The claimed performance increases vary, depending on the ratio between local computing on the GPU and having to - slowly - move data between the GPU and the rest of the system over the high latency PCIe bus. You'll see anything from double-digit per cent gains to over 10 times increases depending on the vendor, the application and the degree of marketing skew involved, that is, measuring a GPU against a single CPU core or a whole multicore CPU, for instance.
So, especially coupled with GPU makers' increased marketing efforts, might you think there'll be even more of it? Well yes, except there seems to be a fat brick wall facing that prospect. Three key problems block further adoption of GPUs for more applications.

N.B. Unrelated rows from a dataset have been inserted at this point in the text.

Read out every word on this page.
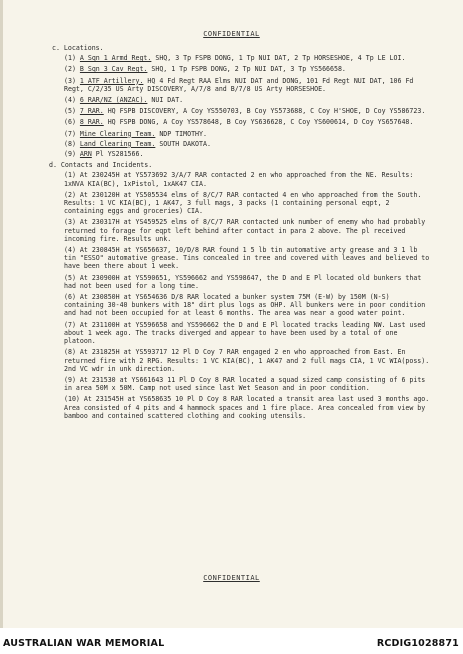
CONFIDENTIAL
c. Locations.
(1) A Sqn 1 Armd Regt. SHQ, 3 Tp FSPB DONG, 1 Tp NUI DAT, 2 Tp HORSESHOE, 4 Tp LE LOI.
(2) B Sqn 3 Cav Regt. SHQ, 1 Tp FSPB DONG, 2 Tp NUI DAT, 3 Tp YS566658.
(3) 1 ATF Artillery. HQ 4 Fd Regt RAA Elms NUI DAT and DONG, 101 Fd Regt NUI DAT, 106 Fd Regt, C/2/35 US Arty DISCOVERY, A/7/8 and B/7/8 US Arty HORSESHOE.
(4) 6 RAR/NZ (ANZAC). NUI DAT.
(5) 7 RAR. HQ FSPB DISCOVERY, A Coy YS550703, B Coy YS573688, C Coy H'SHOE, D Coy YS586723.
(6) 8 RAR. HQ FSPB DONG, A Coy YS578648, B Coy YS636628, C Coy YS600614, D Coy YS657648.
(7) Mine Clearing Team. NDP TIMOTHY.
(8) Land Clearing Team. SOUTH DAKOTA.
(9) ARN Pl YS281566.
d. Contacts and Incidents.
(1) At 230245H at YS573692 3/A/7 RAR contacted 2 en who approached from the NE. Results: 1xNVA KIA(BC), 1xPistol, 1xAK47 CIA.
(2) At 230120H at YS505534 elms of 8/C/7 RAR contacted 4 en who approached from the South. Results: 1 VC KIA(BC), 1 AK47, 3 full mags, 3 packs (1 containing personal eqpt, 2 containing eggs and groceries) CIA.
(3) At 230317H at YS459525 elms of 8/C/7 RAR contacted unk number of enemy who had probably returned to forage for eqpt left behind after contact in para 2 above. The pl received incoming fire. Results unk.
(4) At 230845H at YS656637, 10/D/8 RAR found 1 5 lb tin automative arty grease and 3 1 lb tin "ESSO" automative grease. Tins concealed in tree and covered with leaves and believed to have been there about 1 week.
(5) At 230900H at YS590651, YS596662 and YS598647, the D and E Pl located old bunkers that had not been used for a long time.
(6) At 230850H at YS654636 D/8 RAR located a bunker system 75M (E-W) by 150M (N-S) containing 30-40 bunkers with 18" dirt plus logs as OHP. All bunkers were in poor condition and had not been occupied for at least 6 months. The area was near a good water point.
(7) At 231100H at YS596658 and YS596662 the D and E Pl located tracks leading NW. Last used about 1 week ago. The tracks diverged and appear to have been used by a total of one platoon.
(8) At 231825H at YS593717 12 Pl D Coy 7 RAR engaged 2 en who approached from East. En returned fire with 2 RPG. Results: 1 VC KIA(BC), 1 AK47 and 2 full mags CIA, 1 VC WIA(poss). 2nd VC wdr in unk direction.
(9) At 231530 at YS661643 11 Pl D Coy 8 RAR located a squad sized camp consisting of 6 pits in area 50M x 50M. Camp not used since last Wet Season and in poor condition.
(10) At 231545H at YS658635 10 Pl D Coy 8 RAR located a transit area last used 3 months ago. Area consisted of 4 pits and 4 hammock spaces and 1 fire place. Area concealed from view by bamboo and contained scattered clothing and cooking utensils.
CONFIDENTIAL
AUSTRALIAN WAR MEMORIAL	RCDIG1028871
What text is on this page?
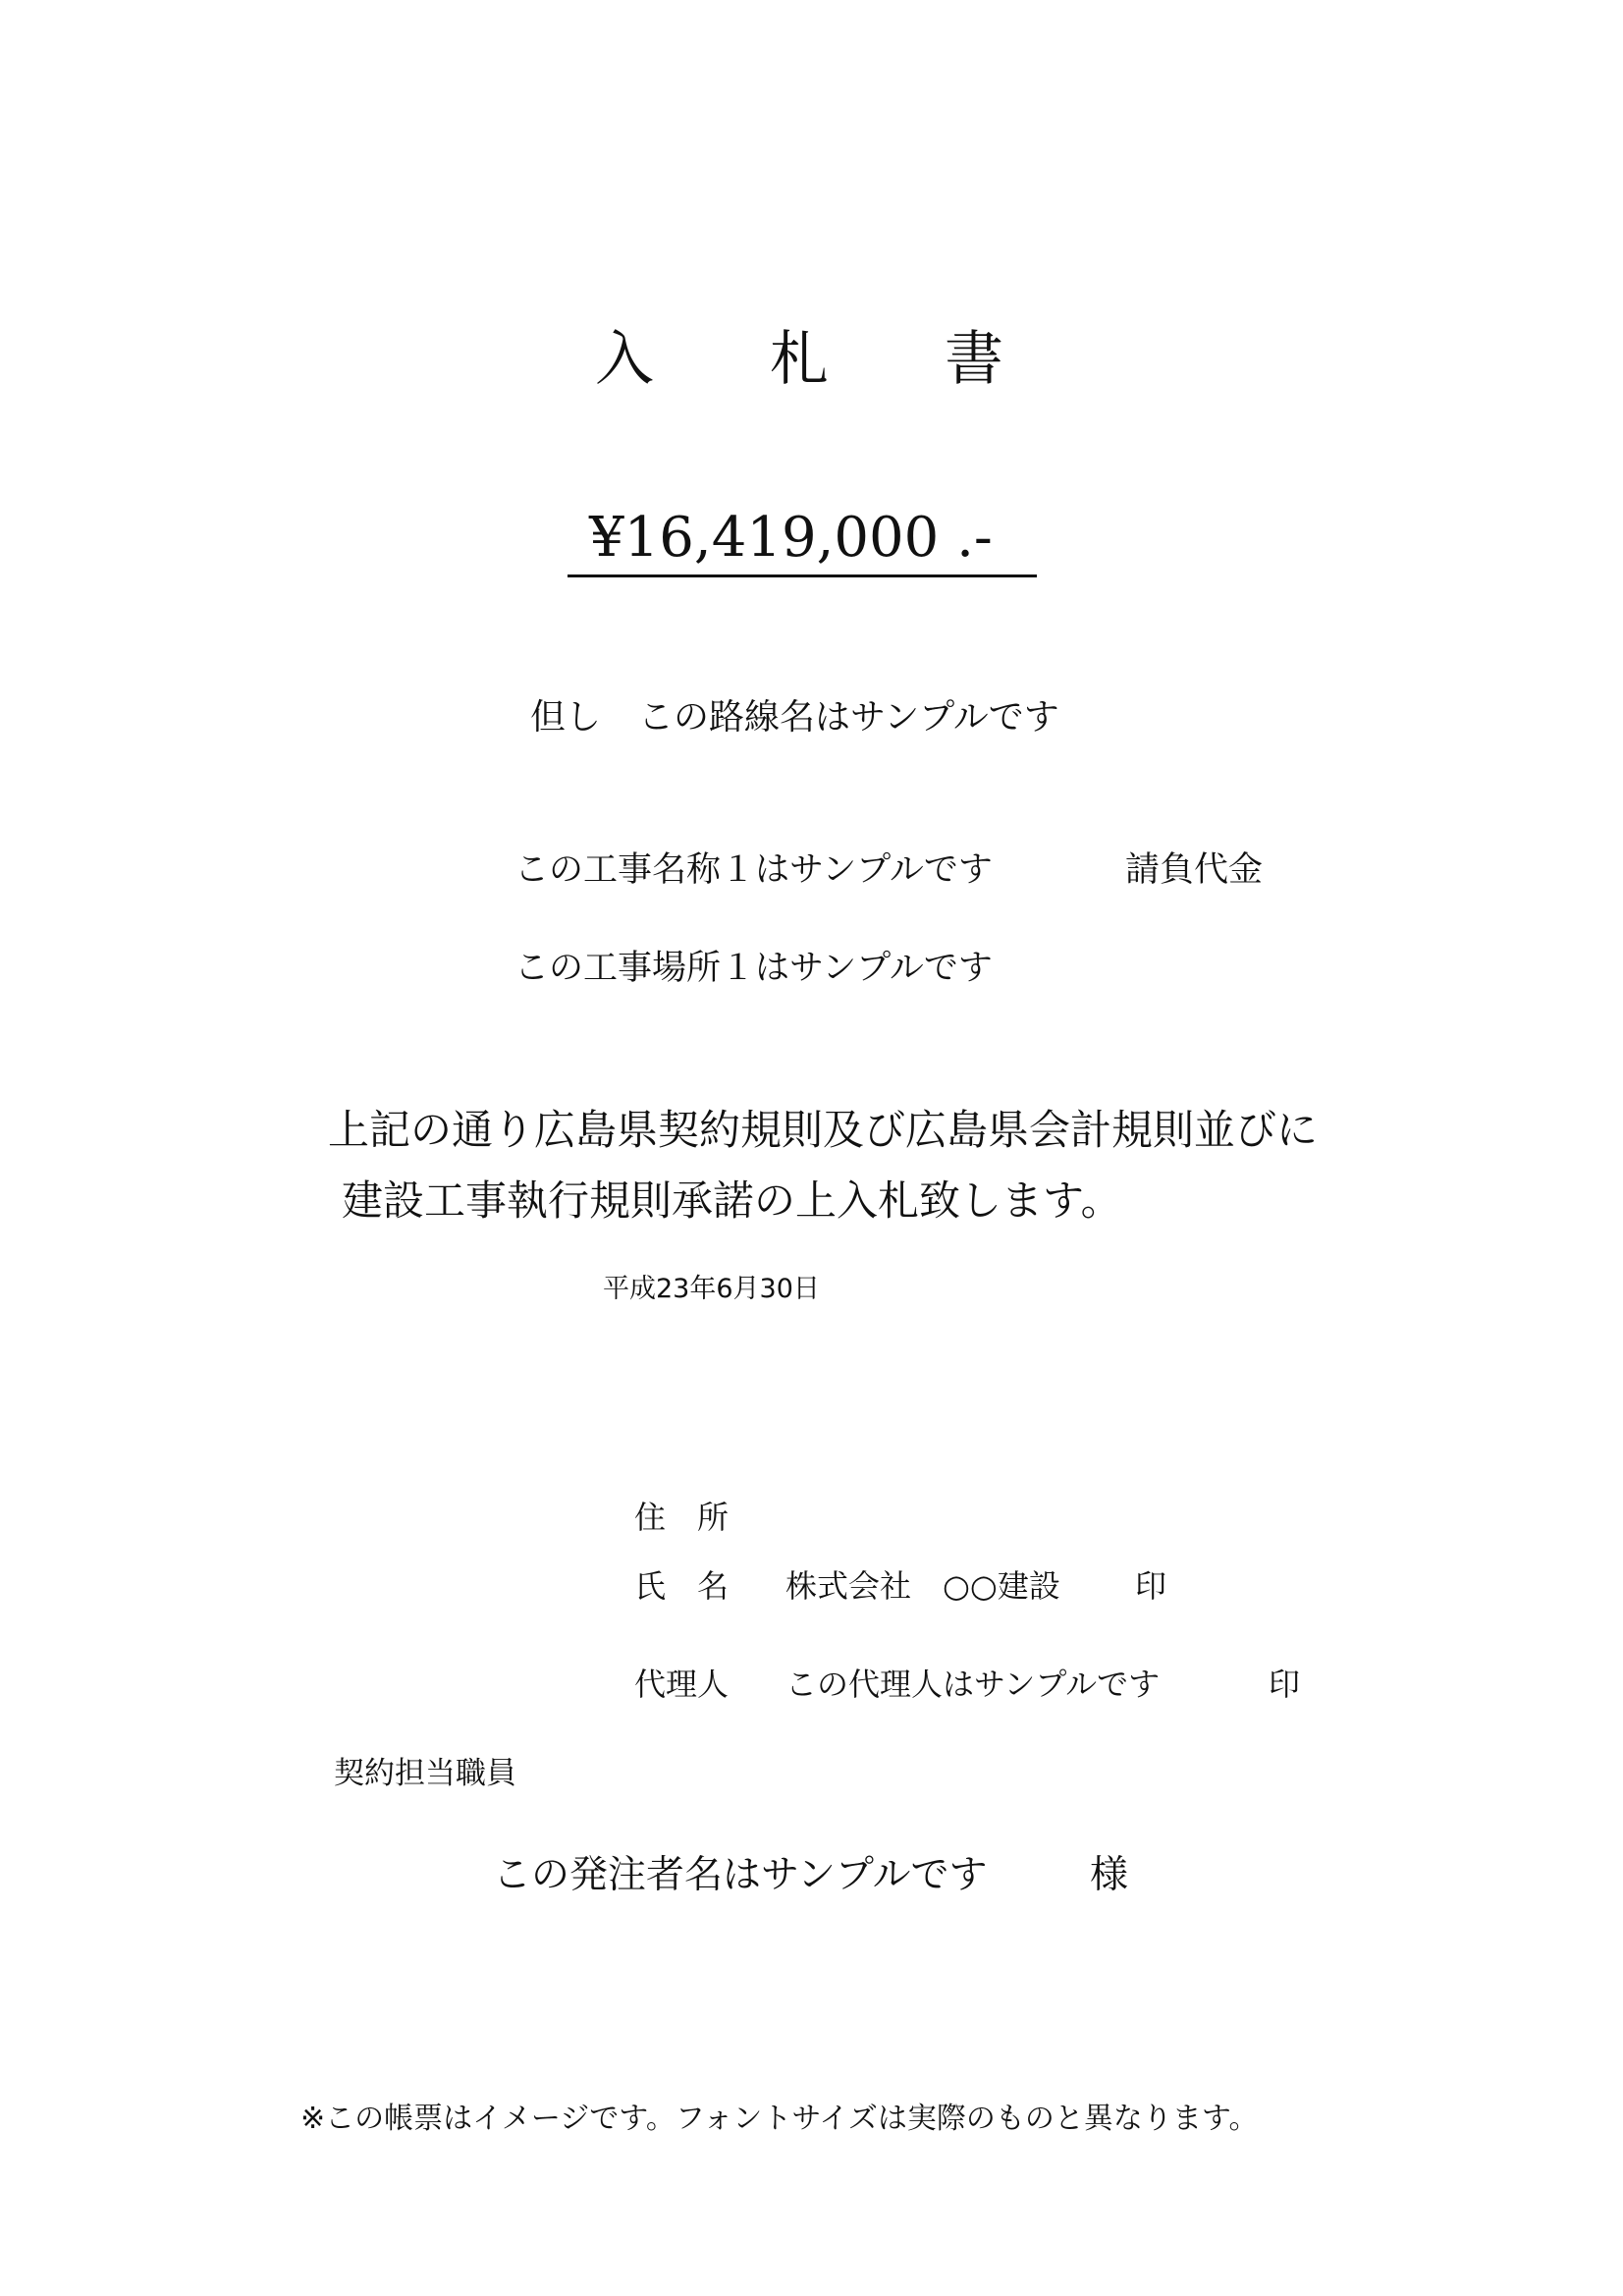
入 札 書
¥16,419,000 .-
但し この路線名はサンプルです
この工事名称１はサンプルです	請負代金
この工事場所１はサンプルです
上記の通り広島県契約規則及び広島県会計規則並びに
建設工事執行規則承諾の上入札致します。
平成23年6月30日
住　所
氏　名 株式会社　○○建設 印
代理人 この代理人はサンプルです	印
契約担当職員
この発注者名はサンプルです	様
※この帳票はイメージです。フォントサイズは実際のものと異なります。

First, there's the processor architecture. GPUs are not only not compatible with the terrible but predominant x86 instruction set, they are unlike any general purpose processors of any architecture. GPUs have hundreds of small mini-cores with very proprietary instruction sets that may change considerably with every hardware generation, as they are not exposed to the outside world, but buffered through drivers and programming interfaces. Complex, and usually never fully disclosed cache and memory architectures, coupled with unpredictable future internals of each vendor's GPU family, do nothing to create a base of well versed low-level coders like the people who made the x86 instruction set a success.

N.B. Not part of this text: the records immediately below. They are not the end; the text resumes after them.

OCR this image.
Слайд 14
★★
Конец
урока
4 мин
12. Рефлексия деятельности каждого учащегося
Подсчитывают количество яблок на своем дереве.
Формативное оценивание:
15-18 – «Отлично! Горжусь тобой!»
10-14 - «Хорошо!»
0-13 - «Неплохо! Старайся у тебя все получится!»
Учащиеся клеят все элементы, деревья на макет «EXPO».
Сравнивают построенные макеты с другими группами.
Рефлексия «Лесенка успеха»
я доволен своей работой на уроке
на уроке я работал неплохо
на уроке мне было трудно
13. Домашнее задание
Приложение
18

Second, the programming model gets in the way. It would be ideal if GPUs were co-processors to CPUs like the 80x87 chip was to the 80x86 processor some three decades ago in the early PC days. But they aren't there yet. Being in a separate memory space, with totally different and disparate instruction sets, means programming 'heterogeneously' via OpenCL or CUDA and offloading, copying and copying back the data. And, often heavily changing the source code to have it make use of that GPU acceleration. This is where Intel's 'son of Larrabee' Xeon Phi chip design excels, as it is basically a mutated, vectorised x86 version, with a re-compile doing most of the work.